Metacrisis Awareness represents the cultivation of capacity to perceive interconnected global crises — ecological, social, technological, and existential — as symptoms of deeper systemic imbalances rather than isolated problems to be solved independently. This domain invites transformation at the level of worldview, recognizing that addressing civilizational risks requires understanding their common generative dynamics and developing the wisdom to navigate unprecedented complexity.
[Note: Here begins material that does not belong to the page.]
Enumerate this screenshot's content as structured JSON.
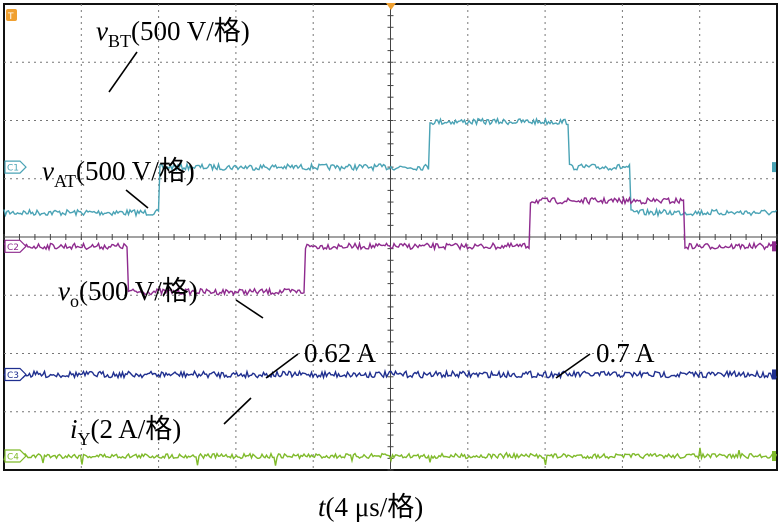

The term "polycrisis" was coined in Edgar Morin and Anne Brigitte Kern's 1999 book Homeland Earth, describing the simultaneous occurrence and interaction of multiple interconnected crises creating a complex web of challenges. "Metacrisis" emerged more recently through the sensemaking community — notably through Tristan Harris, Terry Patten, Jonathan Rowson, Daniel Schmachtenberger, and Zak Stein — to address not just the systems dynamics but the social and psychological experience of navigating existential risk. The core proposition is that humanity cannot achieve a resilient civilization without understanding and addressing the underlying drivers that generate global crises in the first place.
Key thinkers like Daniel Schmachtenberger (The Consilience Project) and Nate Hagens (Institute for the Study of Energy & Our Future) piece together the biophysical, technological, and social dynamics heading toward and beyond planetary boundaries. They examine how artificial intelligence both adds to existential risks and accelerates the entire metacrisis dynamic, exploring the role of intelligence versus wisdom on our current global pathway. If humanity survives, it will be because a world system emerges capable of navigating the metacrisis through changing deep-seated social dynamics generative of catastrophic risk.